KIEROWCA PRZEWOŻĄCY DREWNO NAJPRAWDOPODOBNIEJ NIE WIEDZIAŁ, JAK MA BYĆ ONO UŁOŻONE

Jednym z najpowszechniejszych problemów związanych z przewozem drewna jest niemożność zważenia ładunku, gdy był on załadowywany w warunkach, w jakich nie dało się ustalić jego ciężaru. Często więc kontrola zestawu z takim ładunkiem, kończyła się nałożeniem mandatu.

Tym razem jednak funkcjonariusze ITD z Leszna mieli do czynienia z transportem, który nie był prawidłowo zabezpieczony. Przepisy wyraźnie precyzują, że  przewożone drewno okrągłe powinno opierać się o ścianę przednią lub podobną barierę. Zostało też jasno podkreślone, że nie wolno przewozić drewna ułożonego poprzecznie, tj. leżącego w poprzek pojazdu, chyba że ładunek znajduje się między sztywnymi ścianami bocznymi lub w specjalnej klatce.
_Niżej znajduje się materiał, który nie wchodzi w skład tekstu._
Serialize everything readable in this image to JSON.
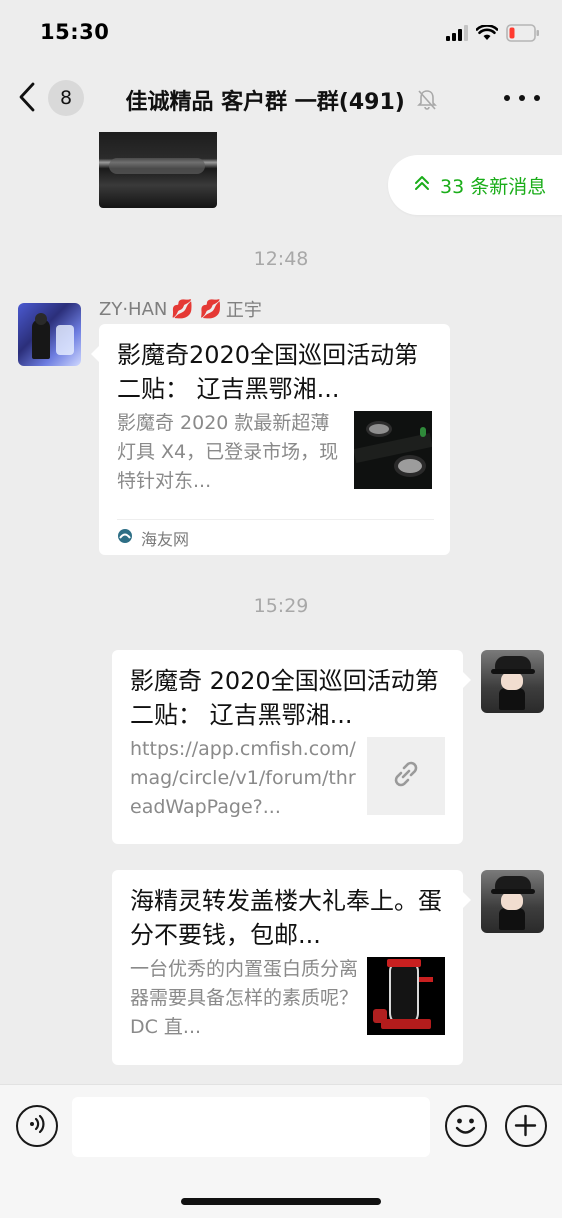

Tymczasem zatrzymany do kontroli drogowej pojazd na odcinku drogi powiatowej w Szelejewie, w powiecie gostyńskim nie posiadał bocznych zabezpieczeń i ładunek nie był zabezpieczony pasami. Kierowca ciężarówki otrzymał bezwzględny zakaz dalszej jazdy do czasu właściwego załadunku i zabezpieczenia drewna. Za stwierdzone nieprawidłowości w transporcie został ukarany mandatem w wysokości 3000 zł.